Now he wants to go to a 'normal' school. So I signed him up for 8th grade at a charter school his friend goes to. (I've heard great things about it, and it is supposed to be project-based.*) Part of going to a regular school means catching up on all the 'regular subjects.' So I've begun requiring him to do 'academics' daily. (He asks if he has to. I say yes. He then shows subtle signs of relief. He really wants me to make him do this. This blows my mind.)
About a month ago, we started with 15 minutes of reading and 15 minutes of handwriting practice each day. I don't care about his handwriting. He does. He is so embarrassed about it that he resisted signing in for his trampoline class. A few weeks ago, I added spelling (his desire), geography (identifying the states), and math. This week we're adding science and an essay on the history of bikes. My opinion is that the only things he really needs to catch up on are math and writing (essays, stories, ...). It helps that we're doing this, because he also needs to become more aware of conventions - how to write dates, what schoolwork looks like.
For math, we're using Beast Academy. We started with book 3A. Yes, the 3 means third grade. We don't mention it, but he knows this is "supposed to be" for younger kids. Beast Academy has challenging work, though, and if we make it though all eight of the levels (3A-D and 4A-D), I think he'll be pretty well-prepared to join a class of 8th graders. I will look over the 'standards' for 5th to 7th grade later this summer, and see what might be missing from what we're doing. I have made a math plan for the next 14 weeks, leaving out some of the topics in the Beast Academy books (perfect squares, variables, counting, logic, probability). I'm sure they are excellent, but my goal was to find a way to pare it down, so he gets as much as possible of the foundational skills he'll need, in the short time we have before he starts 8th grade.
The first day that we did math, he was sitting next to me, saying his answers, waiting for me to confirm before he'd write them down. I did. (What he needs, as he takes on this huge emotional challenge, is support. Once he feels more secure, I'll be able to say things like "How can you decide whether that answer is right or not?")
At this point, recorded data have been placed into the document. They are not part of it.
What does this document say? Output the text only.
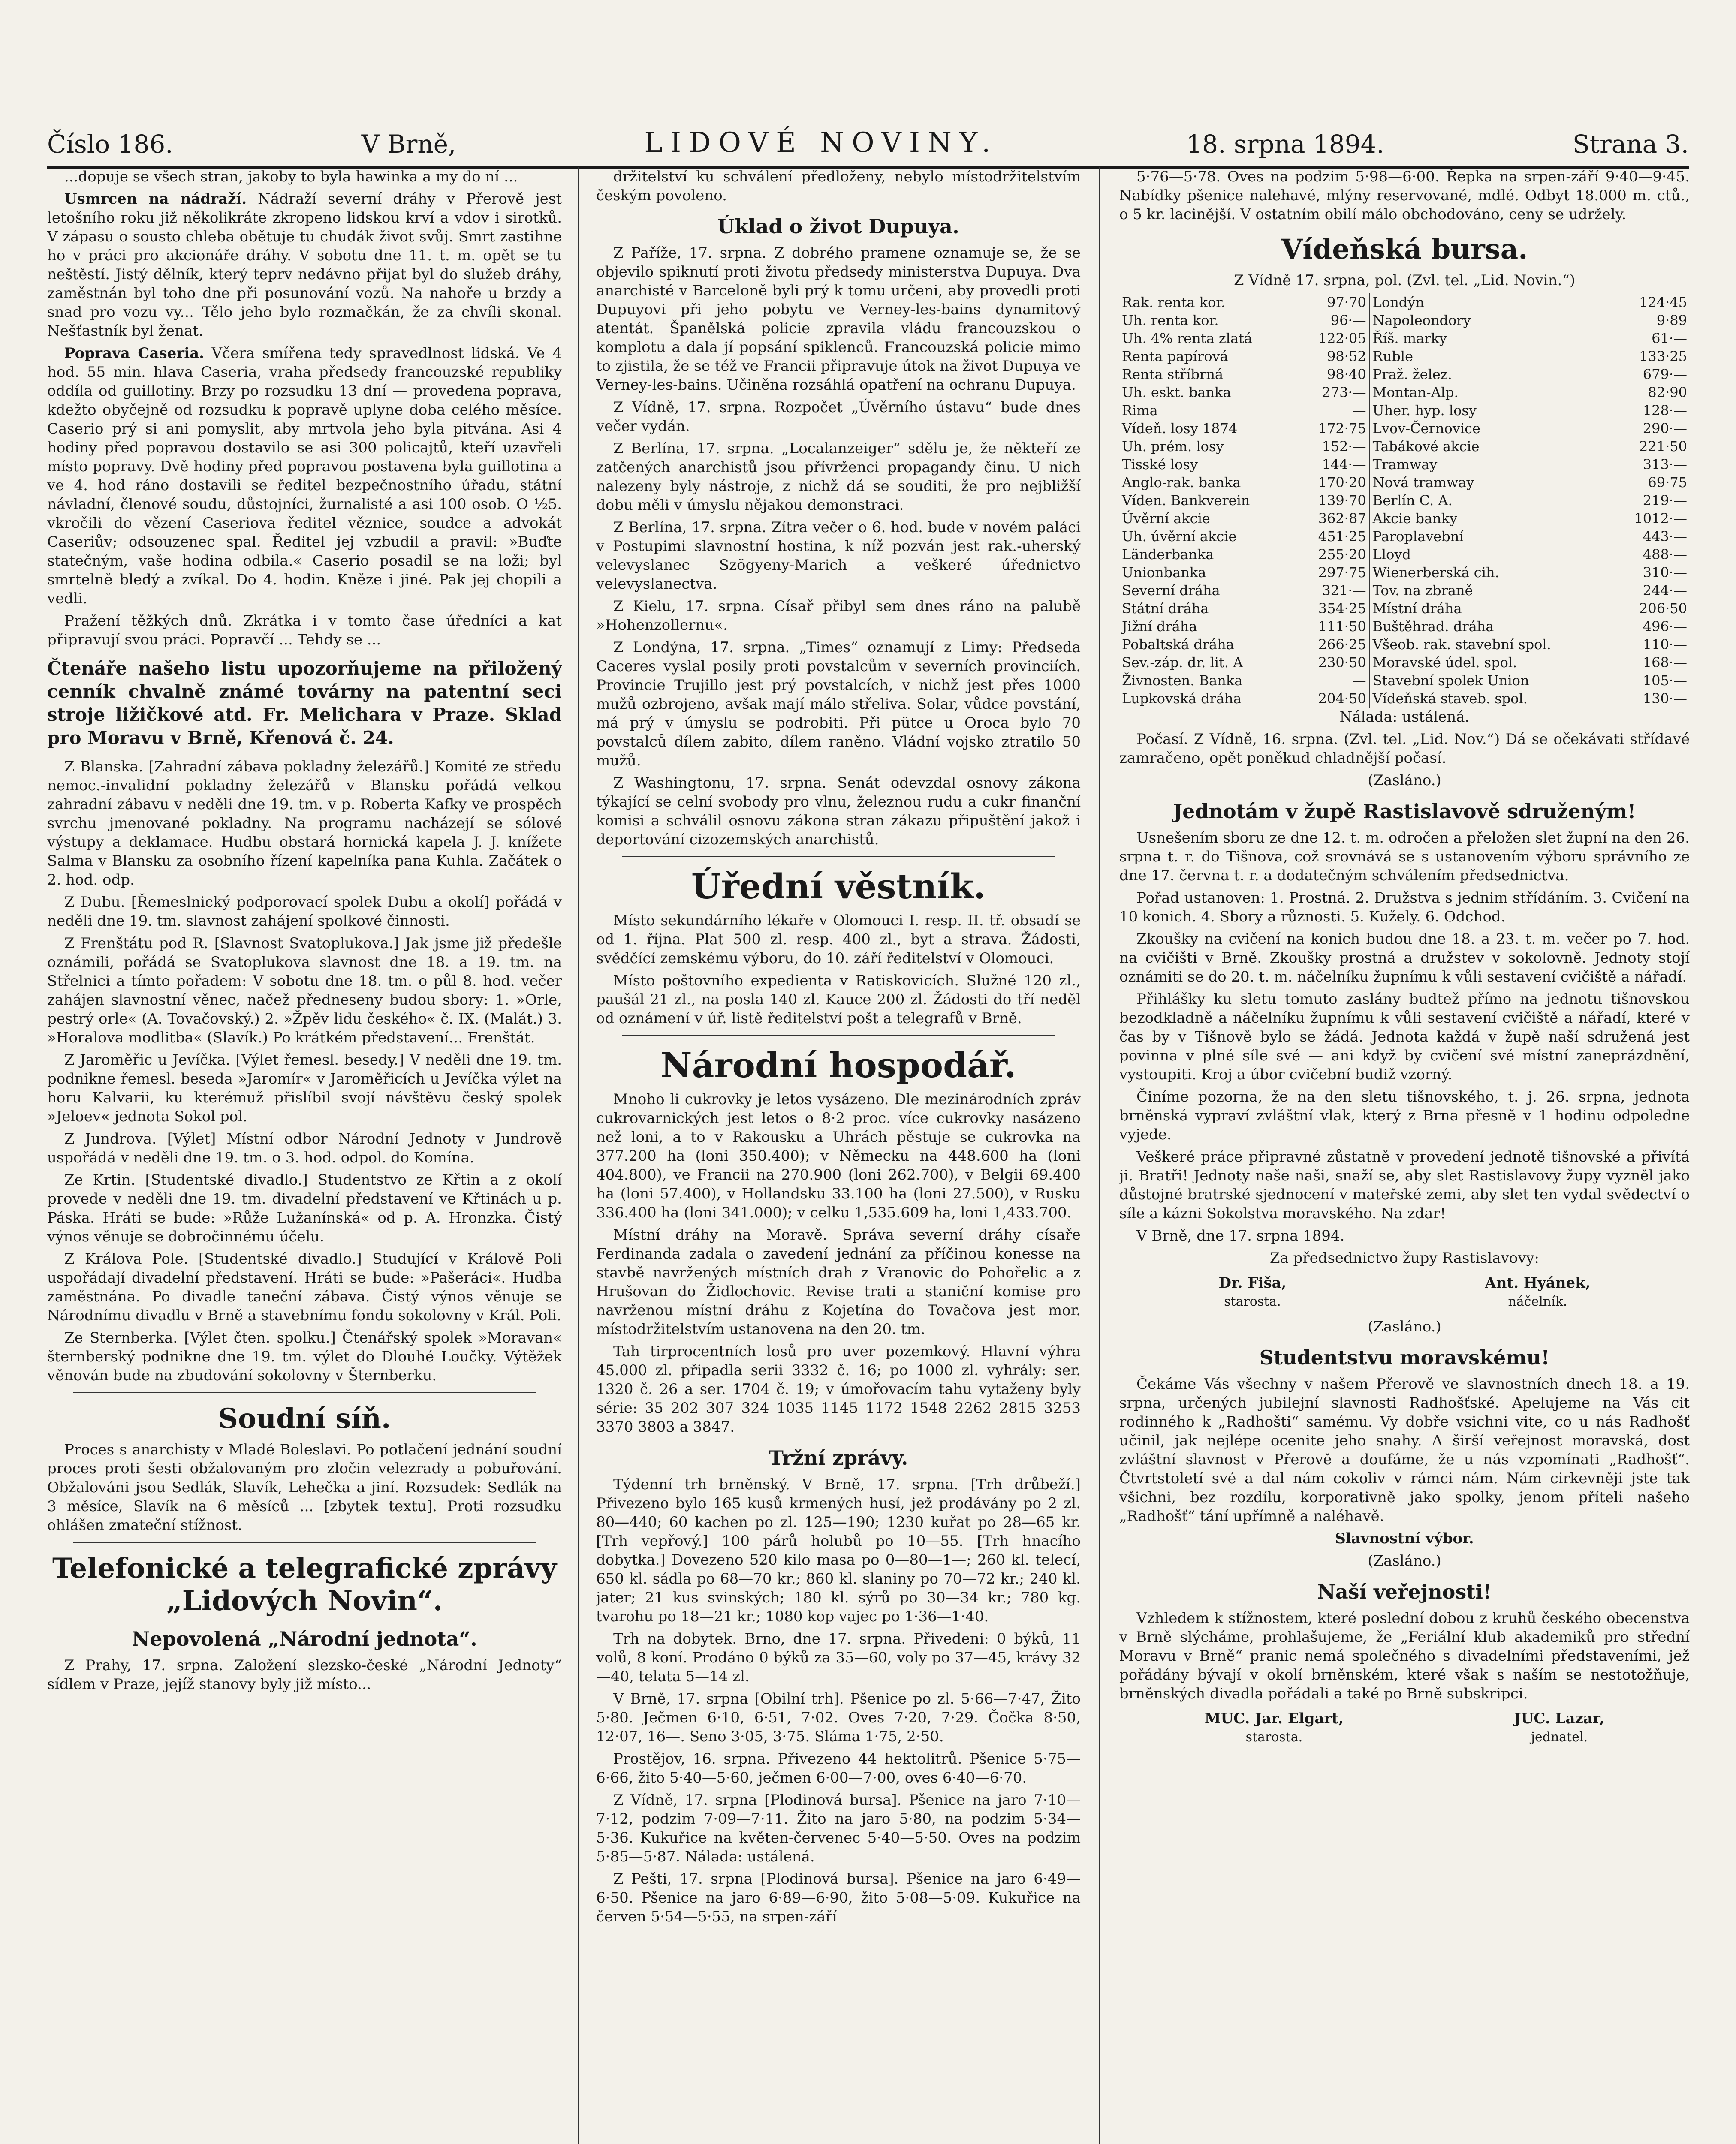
Číslo 186.	V Brně,	LIDOVÉ NOVINY.	18. srpna 1894.	Strana 3.

...dopuje se všech stran, jakoby to byla hawinka a my do ní ...

Usmrcen na nádraží. Nádraží severní dráhy v Přerově jest letošního roku již několikráte zkropeno lidskou krví a vdov i sirotků. V zápasu o sousto chleba obětuje tu chudák život svůj. Smrt zastihne ho v práci pro akcionáře dráhy. V sobotu dne 11. t. m. opět se tu neštěstí. Jistý dělník, který teprv nedávno přijat byl do služeb dráhy, zaměstnán byl toho dne při posunování vozů. Na nahoře u brzdy a snad pro vozu vy... Tělo jeho bylo rozmačkán, že za chvíli skonal. Nešťastník byl ženat.

Poprava Caseria. Včera smířena tedy spravedlnost lidská. Ve 4 hod. 55 min. hlava Caseria, vraha předsedy francouzské republiky oddíla od guillotiny. Brzy po rozsudku 13 dní — provedena poprava, kdežto obyčejně od rozsudku k popravě uplyne doba celého měsíce. Caserio prý si ani pomyslit, aby mrtvola jeho byla pitvána. Asi 4 hodiny před popravou dostavilo se asi 300 policajtů, kteří uzavřeli místo popravy. Dvě hodiny před popravou postavena byla guillotina a ve 4. hod ráno dostavili se ředitel bezpečnostního úřadu, státní návladní, členové soudu, důstojníci, žurnalisté a asi 100 osob. O ½5. vkročili do vězení Caseriova ředitel věznice, soudce a advokát Caseriův; odsouzenec spal. Ředitel jej vzbudil a pravil: »Buďte statečným, vaše hodina odbila.« Caserio posadil se na loži; byl smrtelně bledý a zvíkal. Do 4. hodin. Kněze i jiné. Pak jej chopili a vedli.

Pražení těžkých dnů. Zkrátka i v tomto čase úředníci a kat připravují svou práci. Popravčí ... Tehdy se ...

Čtenáře našeho listu upozorňujeme na přiložený cenník chvalně známé továrny na patentní seci stroje ližičkové atd. Fr. Melichara v Praze. Sklad pro Moravu v Brně, Křenová č. 24.

Z Blanska. [Zahradní zábava pokladny železářů.] Komité ze středu nemoc.-invalidní pokladny železářů v Blansku pořádá velkou zahradní zábavu v neděli dne 19. tm. v p. Roberta Kafky ve prospěch svrchu jmenované pokladny. Na programu nacházejí se sólové výstupy a deklamace. Hudbu obstará hornická kapela J. J. knížete Salma v Blansku za osobního řízení kapelníka pana Kuhla. Začátek o 2. hod. odp.

Z Dubu. [Řemeslnický podporovací spolek Dubu a okolí] pořádá v neděli dne 19. tm. slavnost zahájení spolkové činnosti.

Z Frenštátu pod R. [Slavnost Svatoplukova.] Jak jsme již předešle oznámili, pořádá se Svatoplukova slavnost dne 18. a 19. tm. na Střelnici a tímto pořadem: V sobotu dne 18. tm. o půl 8. hod. večer zahájen slavnostní věnec, načež předneseny budou sbory: 1. »Orle, pestrý orle« (A. Tovačovský.) 2. »Žpěv lidu českého« č. IX. (Malát.) 3. »Horalova modlitba« (Slavík.) Po krátkém představení... Frenštát.

Z Jaroměřic u Jevíčka. [Výlet řemesl. besedy.] V neděli dne 19. tm. podnikne řemesl. beseda »Jaromír« v Jaroměřicích u Jevíčka výlet na horu Kalvarii, ku kterémuž přislíbil svojí návštěvu český spolek »Jeloev« jednota Sokol pol.

Z Jundrova. [Výlet] Místní odbor Národní Jednoty v Jundrově uspořádá v neděli dne 19. tm. o 3. hod. odpol. do Komína.

Ze Krtin. [Studentské divadlo.] Studentstvo ze Křtin a z okolí provede v neděli dne 19. tm. divadelní představení ve Křtinách u p. Páska. Hráti se bude: »Růže Lužanínská« od p. A. Hronzka. Čistý výnos věnuje se dobročinnému účelu.

Z Králova Pole. [Studentské divadlo.] Studující v Králově Poli uspořádají divadelní představení. Hráti se bude: »Pašeráci«. Hudba zaměstnána. Po divadle taneční zábava. Čistý výnos věnuje se Národnímu divadlu v Brně a stavebnímu fondu sokolovny v Král. Poli.

Ze Sternberka. [Výlet čten. spolku.] Čtenářský spolek »Moravan« šternberský podnikne dne 19. tm. výlet do Dlouhé Loučky. Výtěžek věnován bude na zbudování sokolovny v Šternberku.

Soudní síň.

Proces s anarchisty v Mladé Boleslavi. Po potlačení jednání soudní proces proti šesti obžalovaným pro zločin velezrady a pobuřování. Obžalováni jsou Sedlák, Slavík, Lehečka a jiní. Rozsudek: Sedlák na 3 měsíce, Slavík na 6 měsíců ... [zbytek textu]. Proti rozsudku ohlášen zmateční stížnost.

Telefonické a telegrafické zprávy „Lidových Novin“.
Nepovolená „Národní jednota“.

Z Prahy, 17. srpna. Založení slezsko-české „Národní Jednoty“ sídlem v Praze, jejíž stanovy byly již místo...

držitelství ku schválení předloženy, nebylo místodržitelstvím českým povoleno.

Úklad o život Dupuya.

Z Paříže, 17. srpna. Z dobrého pramene oznamuje se, že se objevilo spiknutí proti životu předsedy ministerstva Dupuya. Dva anarchisté v Barceloně byli prý k tomu určeni, aby provedli proti Dupuyovi při jeho pobytu ve Verney-les-bains dynamitový atentát. Španělská policie zpravila vládu francouzskou o komplotu a dala jí popsání spiklenců. Francouzská policie mimo to zjistila, že se též ve Francii připravuje útok na život Dupuya ve Verney-les-bains. Učiněna rozsáhlá opatření na ochranu Dupuya.

Z Vídně, 17. srpna. Rozpočet „Úvěrního ústavu“ bude dnes večer vydán.

Z Berlína, 17. srpna. „Localanzeiger“ sdělu je, že někteří ze zatčených anarchistů jsou přívrženci propagandy činu. U nich nalezeny byly nástroje, z nichž dá se souditi, že pro nejbližší dobu měli v úmyslu nějakou demonstraci.

Z Berlína, 17. srpna. Zítra večer o 6. hod. bude v novém paláci v Postupimi slavnostní hostina, k níž pozván jest rak.-uherský velevyslanec Szögyeny-Marich a veškeré úřednictvo velevyslanectva.

Z Kielu, 17. srpna. Císař přibyl sem dnes ráno na palubě »Hohenzollernu«.

Z Londýna, 17. srpna. „Times“ oznamují z Limy: Předseda Caceres vyslal posily proti povstalcům v severních provinciích. Provincie Trujillo jest prý povstalcích, v nichž jest přes 1000 mužů ozbrojeno, avšak mají málo střeliva. Solar, vůdce povstání, má prý v úmyslu se podrobiti. Při pütce u Oroca bylo 70 povstalců dílem zabito, dílem raněno. Vládní vojsko ztratilo 50 mužů.

Z Washingtonu, 17. srpna. Senát odevzdal osnovy zákona týkající se celní svobody pro vlnu, železnou rudu a cukr finanční komisi a schválil osnovu zákona stran zákazu připuštění jakož i deportování cizozemských anarchistů.

Úřední věstník.

Místo sekundárního lékaře v Olomouci I. resp. II. tř. obsadí se od 1. října. Plat 500 zl. resp. 400 zl., byt a strava. Žádosti, svědčící zemskému výboru, do 10. září ředitelství v Olomouci.

Místo poštovního expedienta v Ratiskovicích. Služné 120 zl., paušál 21 zl., na posla 140 zl. Kauce 200 zl. Žádosti do tří neděl od oznámení v úř. listě ředitelství pošt a telegrafů v Brně.

Národní hospodář.

Mnoho li cukrovky je letos vysázeno. Dle mezinárodních zpráv cukrovarnických jest letos o 8·2 proc. více cukrovky nasázeno než loni, a to v Rakousku a Uhrách pěstuje se cukrovka na 377.200 ha (loni 350.400); v Německu na 448.600 ha (loni 404.800), ve Francii na 270.900 (loni 262.700), v Belgii 69.400 ha (loni 57.400), v Hollandsku 33.100 ha (loni 27.500), v Rusku 336.400 ha (loni 341.000); v celku 1,535.609 ha, loni 1,433.700.

Místní dráhy na Moravě. Správa severní dráhy císaře Ferdinanda zadala o zavedení jednání za příčinou konesse na stavbě navržených místních drah z Vranovic do Pohořelic a z Hrušovan do Židlochovic. Revise trati a staniční komise pro navrženou místní dráhu z Kojetína do Tovačova jest mor. místodržitelstvím ustanovena na den 20. tm.

Tah tirprocentních losů pro uver pozemkový. Hlavní výhra 45.000 zl. připadla serii 3332 č. 16; po 1000 zl. vyhrály: ser. 1320 č. 26 a ser. 1704 č. 19; v úmořovacím tahu vytaženy byly série: 35 202 307 324 1035 1145 1172 1548 2262 2815 3253 3370 3803 a 3847.

Tržní zprávy.

Týdenní trh brněnský. V Brně, 17. srpna. [Trh drůbeží.] Přivezeno bylo 165 kusů krmených husí, jež prodávány po 2 zl. 80—440; 60 kachen po zl. 125—190; 1230 kuřat po 28—65 kr. [Trh vepřový.] 100 párů holubů po 10—55. [Trh hnacího dobytka.] Dovezeno 520 kilo masa po 0—80—1—; 260 kl. telecí, 650 kl. sádla po 68—70 kr.; 860 kl. slaniny po 70—72 kr.; 240 kl. jater; 21 kus svinských; 180 kl. sýrů po 30—34 kr.; 780 kg. tvarohu po 18—21 kr.; 1080 kop vajec po 1·36—1·40.

Trh na dobytek. Brno, dne 17. srpna. Přivedeni: 0 býků, 11 volů, 8 koní. Prodáno 0 býků za 35—60, voly po 37—45, krávy 32—40, telata 5—14 zl.

V Brně, 17. srpna [Obilní trh]. Pšenice po zl. 5·66—7·47, Žito 5·80. Ječmen 6·10, 6·51, 7·02. Oves 7·20, 7·29. Čočka 8·50, 12·07, 16—. Seno 3·05, 3·75. Sláma 1·75, 2·50.

Prostějov, 16. srpna. Přivezeno 44 hektolitrů. Pšenice 5·75—6·66, žito 5·40—5·60, ječmen 6·00—7·00, oves 6·40—6·70.

Z Vídně, 17. srpna [Plodinová bursa]. Pšenice na jaro 7·10—7·12, podzim 7·09—7·11. Žito na jaro 5·80, na podzim 5·34—5·36. Kukuřice na květen-červenec 5·40—5·50. Oves na podzim 5·85—5·87. Nálada: ustálená.

Z Pešti, 17. srpna [Plodinová bursa]. Pšenice na jaro 6·49—6·50. Pšenice na jaro 6·89—6·90, žito 5·08—5·09. Kukuřice na červen 5·54—5·55, na srpen-září

5·76—5·78. Oves na podzim 5·98—6·00. Řepka na srpen-září 9·40—9·45. Nabídky pšenice nalehavé, mlýny reservované, mdlé. Odbyt 18.000 m. ctů., o 5 kr. lacinější. V ostatním obilí málo obchodováno, ceny se udržely.

Vídeňská bursa.

Z Vídně 17. srpna, pol. (Zvl. tel. „Lid. Novin.“)

Rak. renta kor.	97·70	Londýn	124·45
Uh. renta kor.	96·—	Napoleondory	9·89
Uh. 4% renta zlatá	122·05	Říš. marky	61·—
Renta papírová	98·52	Ruble	133·25
Renta stříbrná	98·40	Praž. želez.	679·—
Uh. eskt. banka	273·—	Montan-Alp.	82·90
Rima	—	Uher. hyp. losy	128·—
Vídeň. losy 1874	172·75	Lvov-Černovice	290·—
Uh. prém. losy	152·—	Tabákové akcie	221·50
Tisské losy	144·—	Tramway	313·—
Anglo-rak. banka	170·20	Nová tramway	69·75
Víden. Bankverein	139·70	Berlín C. A.	219·—
Úvěrní akcie	362·87	Akcie banky	1012·—
Uh. úvěrní akcie	451·25	Paroplavební	443·—
Länderbanka	255·20	Lloyd	488·—
Unionbanka	297·75	Wienerberská cih.	310·—
Severní dráha	321·—	Tov. na zbraně	244·—
Státní dráha	354·25	Místní dráha	206·50
Jižní dráha	111·50	Buštěhrad. dráha	496·—
Pobaltská dráha	266·25	Všeob. rak. stavební spol.	110·—
Sev.-záp. dr. lit. A	230·50	Moravské údel. spol.	168·—
Živnosten. Banka	—	Stavební spolek Union	105·—
Lupkovská dráha	204·50	Vídeňská staveb. spol.	130·—

Nálada: ustálená.

Počasí. Z Vídně, 16. srpna. (Zvl. tel. „Lid. Nov.“) Dá se očekávati střídavé zamračeno, opět poněkud chladnější počasí.

(Zasláno.)

Jednotám v župě Rastislavově sdruženým!

Usnešením sboru ze dne 12. t. m. odročen a přeložen slet župní na den 26. srpna t. r. do Tišnova, což srovnává se s ustanovením výboru správního ze dne 17. června t. r. a dodatečným schválením předsednictva.

Pořad ustanoven: 1. Prostná. 2. Družstva s jednim střídáním. 3. Cvičení na 10 konich. 4. Sbory a různosti. 5. Kužely. 6. Odchod.

Zkoušky na cvičení na konich budou dne 18. a 23. t. m. večer po 7. hod. na cvičišti v Brně. Zkoušky prostná a družstev v sokolovně. Jednoty stojí oznámiti se do 20. t. m. náčelníku župnímu k vůli sestavení cvičiště a nářadí.

Přihlášky ku sletu tomuto zaslány budtež přímo na jednotu tišnovskou bezodkladně a náčelníku župnímu k vůli sestavení cvičiště a nářadí, které v čas by v Tišnově bylo se žádá. Jednota každá v župě naší sdružená jest povinna v plné síle své — ani když by cvičení své místní zaneprázdnění, vystoupiti. Kroj a úbor cvičební budiž vzorný.

Činíme pozorna, že na den sletu tišnovského, t. j. 26. srpna, jednota brněnská vypraví zvláštní vlak, který z Brna přesně v 1 hodinu odpoledne vyjede.

Veškeré práce připravné zůstatně v provedení jednotě tišnovské a přivítá ji. Bratři! Jednoty naše naši, snaží se, aby slet Rastislavovy župy vyzněl jako důstojné bratrské sjednocení v mateřské zemi, aby slet ten vydal svědectví o síle a kázni Sokolstva moravského. Na zdar!

V Brně, dne 17. srpna 1894.

Za předsednictvo župy Rastislavovy:

Dr. Fiša,
starosta.
Ant. Hyánek,
náčelník.

(Zasláno.)

Studentstvu moravskému!

Čekáme Vás všechny v našem Přerově ve slavnostních dnech 18. a 19. srpna, určených jubilejní slavnosti Radhošťské. Apelujeme na Vás cit rodinného k „Radhošti“ samému. Vy dobře vsichni vite, co u nás Radhošť učinil, jak nejlépe ocenite jeho snahy. A širší veřejnost moravská, dost zvláštní slavnost v Přerově a doufáme, že u nás vzpomínati „Radhošť“. Čtvrtstoletí své a dal nám cokoliv v rámci nám. Nám cirkevněji jste tak všichni, bez rozdílu, korporativně jako spolky, jenom příteli našeho „Radhošť“ tání upřímně a naléhavě.

Slavnostní výbor.

(Zasláno.)

Naší veřejnosti!

Vzhledem k stížnostem, které poslední dobou z kruhů českého obecenstva v Brně slýcháme, prohlašujeme, že „Feriální klub akademiků pro střední Moravu v Brně“ pranic nemá společného s divadelními představeními, jež pořádány bývají v okolí brněnském, které však s naším se nestotožňuje, brněnských divadla pořádali a také po Brně subskripci.

MUC. Jar. Elgart,
starosta.
JUC. Lazar,
jednatel.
On the second and third days, I noticed that his wrong answers were usually one off. To me, that meant he wasn't noticing things I notice about even and odd numbers. I printed out something from the nrich site that looked good. We haven't tried it yet.
It's very fun for me to be planning out his math curriculum. But this is very stressful for him, so our work time can be full of conflict. Once he buckles down and gets started, I get to quietly support him. Mostly I just confirm his answers. He is already seeing progress, and feeling good about it. I am trying to use Denise's technique of buddy math, offering to do every other problem myself, and then talking my way through it. He seems to prefer doing the problems himself most of the time, but let me do one problem last night.
The lessons he's working on are about finding perimeters. It has been a great way for him to work on adding numbers, with something extra thrown in. Most of the shapes have more than six sides. While we were working last night, I told him I noticed that he picked numbers that add to ten, which is a good strategy. I said that some people call those ten-bonds. He said he didn't know them all. I asked him for numbers that add to ten, and he got a bunch. The ones he hadn't mentioned, I asked him about: "Eight and ...?" He was surprised that there were only 5 pairs, I think. (At least two different stories in Playing with Math address this issue - Prison Math Circle and The Math Haters Come Around.) When he was unsure of 5 plus 8, I told him that I sometimes forget that one myself, and one way to figure it out is to move 2 from the 5 to the 8, so you get 3 and 10.
I am exploring the balance between telling (ten bonds) and helping him to discover (hopefully we'll do that with odds and evens). I am so happy to be doing this, and marveling at how hard it was for me to see that he actually wanted me to make him do it.
*Yes, I agree that charter schools are being used to mess up the regular public schools. Difficult situation all around.